In one multi-stakeholder discussion with members of a community, volunteers and support staff we realised we need to unpick what we mean by dependency and sustainability to answer our questions. For sure, after ten years we should be expecting that communities can run their own meetings and take the initiative on the direction they want to go and how to get there. But to expect that these capacities can translate into being able to tackle deep-seated injustice by themselves is probably naïve.

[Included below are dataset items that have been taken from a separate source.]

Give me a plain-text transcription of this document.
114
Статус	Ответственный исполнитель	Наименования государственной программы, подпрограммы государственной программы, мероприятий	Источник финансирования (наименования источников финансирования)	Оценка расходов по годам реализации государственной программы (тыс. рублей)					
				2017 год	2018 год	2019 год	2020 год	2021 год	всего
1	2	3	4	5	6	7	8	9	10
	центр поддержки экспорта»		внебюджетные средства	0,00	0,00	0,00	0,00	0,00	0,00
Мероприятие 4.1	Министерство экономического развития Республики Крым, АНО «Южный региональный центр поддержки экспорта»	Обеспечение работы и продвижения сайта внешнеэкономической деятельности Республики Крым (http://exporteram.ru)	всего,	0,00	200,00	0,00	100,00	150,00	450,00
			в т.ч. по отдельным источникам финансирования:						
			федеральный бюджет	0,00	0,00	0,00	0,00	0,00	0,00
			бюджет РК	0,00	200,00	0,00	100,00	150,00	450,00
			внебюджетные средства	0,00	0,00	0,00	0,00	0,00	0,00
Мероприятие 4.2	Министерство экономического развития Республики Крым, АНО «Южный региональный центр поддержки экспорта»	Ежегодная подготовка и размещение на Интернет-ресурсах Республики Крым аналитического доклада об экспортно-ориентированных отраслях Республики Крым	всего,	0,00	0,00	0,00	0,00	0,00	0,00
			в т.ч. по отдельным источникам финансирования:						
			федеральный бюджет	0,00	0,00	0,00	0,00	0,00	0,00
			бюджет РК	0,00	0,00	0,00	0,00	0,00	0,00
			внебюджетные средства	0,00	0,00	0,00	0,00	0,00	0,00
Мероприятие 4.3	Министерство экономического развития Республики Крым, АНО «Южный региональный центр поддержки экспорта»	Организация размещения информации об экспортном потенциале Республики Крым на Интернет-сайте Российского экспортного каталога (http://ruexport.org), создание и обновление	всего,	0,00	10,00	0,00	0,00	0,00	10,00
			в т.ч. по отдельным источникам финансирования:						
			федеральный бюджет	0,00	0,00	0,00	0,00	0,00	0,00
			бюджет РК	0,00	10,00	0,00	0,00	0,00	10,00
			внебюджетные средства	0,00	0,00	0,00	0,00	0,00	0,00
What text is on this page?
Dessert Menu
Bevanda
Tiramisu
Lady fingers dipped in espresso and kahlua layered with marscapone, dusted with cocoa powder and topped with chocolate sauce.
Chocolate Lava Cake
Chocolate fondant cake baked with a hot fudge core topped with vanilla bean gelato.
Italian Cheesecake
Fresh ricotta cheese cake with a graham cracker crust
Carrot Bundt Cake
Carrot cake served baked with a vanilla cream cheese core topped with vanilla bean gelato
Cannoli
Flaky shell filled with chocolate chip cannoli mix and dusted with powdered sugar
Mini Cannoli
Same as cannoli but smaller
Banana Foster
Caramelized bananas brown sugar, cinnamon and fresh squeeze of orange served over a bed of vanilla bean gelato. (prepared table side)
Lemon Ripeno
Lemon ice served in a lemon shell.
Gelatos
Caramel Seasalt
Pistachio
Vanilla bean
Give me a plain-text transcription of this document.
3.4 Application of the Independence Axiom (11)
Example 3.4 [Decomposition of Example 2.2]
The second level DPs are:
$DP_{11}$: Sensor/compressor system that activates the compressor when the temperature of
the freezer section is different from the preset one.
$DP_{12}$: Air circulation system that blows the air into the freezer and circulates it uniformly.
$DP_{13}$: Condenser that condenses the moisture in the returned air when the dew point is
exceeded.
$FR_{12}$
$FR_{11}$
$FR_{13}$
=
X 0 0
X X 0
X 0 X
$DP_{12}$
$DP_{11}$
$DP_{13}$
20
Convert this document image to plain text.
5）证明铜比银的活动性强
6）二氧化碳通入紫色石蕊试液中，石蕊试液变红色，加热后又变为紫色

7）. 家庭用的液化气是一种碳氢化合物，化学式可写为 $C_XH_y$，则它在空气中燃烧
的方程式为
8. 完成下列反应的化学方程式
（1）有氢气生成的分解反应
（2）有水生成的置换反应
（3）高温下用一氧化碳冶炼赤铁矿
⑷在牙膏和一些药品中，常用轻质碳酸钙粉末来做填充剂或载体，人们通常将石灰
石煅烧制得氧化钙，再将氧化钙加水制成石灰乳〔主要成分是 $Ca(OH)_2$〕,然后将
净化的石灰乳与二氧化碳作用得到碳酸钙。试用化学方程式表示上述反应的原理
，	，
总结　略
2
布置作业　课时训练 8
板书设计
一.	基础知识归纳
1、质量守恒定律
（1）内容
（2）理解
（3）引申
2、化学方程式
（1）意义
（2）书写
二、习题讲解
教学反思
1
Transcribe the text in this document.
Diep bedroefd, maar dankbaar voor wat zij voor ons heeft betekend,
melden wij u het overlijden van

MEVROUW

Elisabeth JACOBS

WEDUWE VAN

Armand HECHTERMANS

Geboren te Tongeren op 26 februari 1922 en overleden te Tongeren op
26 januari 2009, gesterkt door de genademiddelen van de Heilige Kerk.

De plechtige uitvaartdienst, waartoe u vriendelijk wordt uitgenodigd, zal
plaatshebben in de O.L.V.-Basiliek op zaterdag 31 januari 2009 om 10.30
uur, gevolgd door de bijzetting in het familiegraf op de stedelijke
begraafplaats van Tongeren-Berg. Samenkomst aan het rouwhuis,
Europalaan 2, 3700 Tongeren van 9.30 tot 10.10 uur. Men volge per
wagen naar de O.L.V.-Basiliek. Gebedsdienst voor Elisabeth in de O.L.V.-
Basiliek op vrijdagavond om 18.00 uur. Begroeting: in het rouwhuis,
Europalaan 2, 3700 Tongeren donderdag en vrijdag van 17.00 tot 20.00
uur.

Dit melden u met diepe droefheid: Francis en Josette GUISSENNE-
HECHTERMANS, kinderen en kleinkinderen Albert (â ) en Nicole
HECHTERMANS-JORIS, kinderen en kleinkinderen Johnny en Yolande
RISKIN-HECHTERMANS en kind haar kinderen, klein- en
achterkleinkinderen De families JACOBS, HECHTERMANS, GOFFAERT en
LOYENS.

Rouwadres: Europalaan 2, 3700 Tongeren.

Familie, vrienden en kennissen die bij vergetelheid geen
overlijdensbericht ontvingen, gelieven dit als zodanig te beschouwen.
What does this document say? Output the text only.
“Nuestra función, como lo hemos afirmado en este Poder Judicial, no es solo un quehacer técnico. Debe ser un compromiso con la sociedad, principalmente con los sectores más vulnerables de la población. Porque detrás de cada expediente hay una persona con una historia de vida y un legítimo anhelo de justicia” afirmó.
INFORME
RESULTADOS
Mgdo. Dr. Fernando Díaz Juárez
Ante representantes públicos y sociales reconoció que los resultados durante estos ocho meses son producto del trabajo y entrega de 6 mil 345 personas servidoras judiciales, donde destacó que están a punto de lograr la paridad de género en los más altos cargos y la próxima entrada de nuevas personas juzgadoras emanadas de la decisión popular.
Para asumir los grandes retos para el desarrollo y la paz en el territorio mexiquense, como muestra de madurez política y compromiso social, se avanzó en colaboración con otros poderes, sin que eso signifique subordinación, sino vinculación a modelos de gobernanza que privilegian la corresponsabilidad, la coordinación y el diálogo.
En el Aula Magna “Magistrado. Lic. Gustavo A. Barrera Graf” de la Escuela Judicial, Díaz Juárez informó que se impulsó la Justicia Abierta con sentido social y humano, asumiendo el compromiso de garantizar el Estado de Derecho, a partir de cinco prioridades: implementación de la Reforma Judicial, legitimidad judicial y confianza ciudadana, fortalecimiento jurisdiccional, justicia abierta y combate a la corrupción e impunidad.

At a societal level we seem happy to accept that governments can depend on one another for assistance. We describe them as bi-lateral agreements or ‘special relationships’. And we are comfortable when companies link with government sectors under the guise of public-private partnerships. Yet, we are uneasy when we talk about long-term partnerships to change the rules of the game, ‘shoulder to shoulder’ with the people who are forgotten by the rising stars.
It is through this study about the way volunteers work that I am learning a more nuanced understanding of relationships for development. A more ‘human’ development that takes care of people is built on solidarity and friendship. As one community member recalled on her interactions with volunteers,
“We experience good relations as if we are almost relatives”.
Volunteers may not bring tonnes of financial assistance. And they may themselves be limited when it comes to shifting wider systemic issues which act as barriers to community development. But the credibility or ‘symbolic capital’ afforded by volunteers and the organisations they represent is an important force for how communities feel about themselves (“what we feel, it becomes lighter because of the concern we experience”) and how others view them (“because of the volunteer maybe the Chinese were afraid. If ever he has a plan to fool with us and now he learned this organisation cannot be fooled”).
As Lizzie (VV Researcher Nepal) summed up in one of our cross-country analysis sessions,
“Creating spaces where people are self-directed with others is really important … because you can be overwhelmed with what you face and change can feel so small but with group processes it can feel very different psychologically”
In an ecosystem where the motives of all those involved are not transparent, I have witnessed how a volunteering programme can result in a web of volunteer-community interactions that lead to trusting and lasting relationships built on shared experiences, different worldviews and a motivation to work for the common good. In a context where change at the political and economic level can be stubbornly slow I can see the potential for long-term relationships established in the spirit of volunteerism to be a foundation for resilience and adaptability instead of dependency.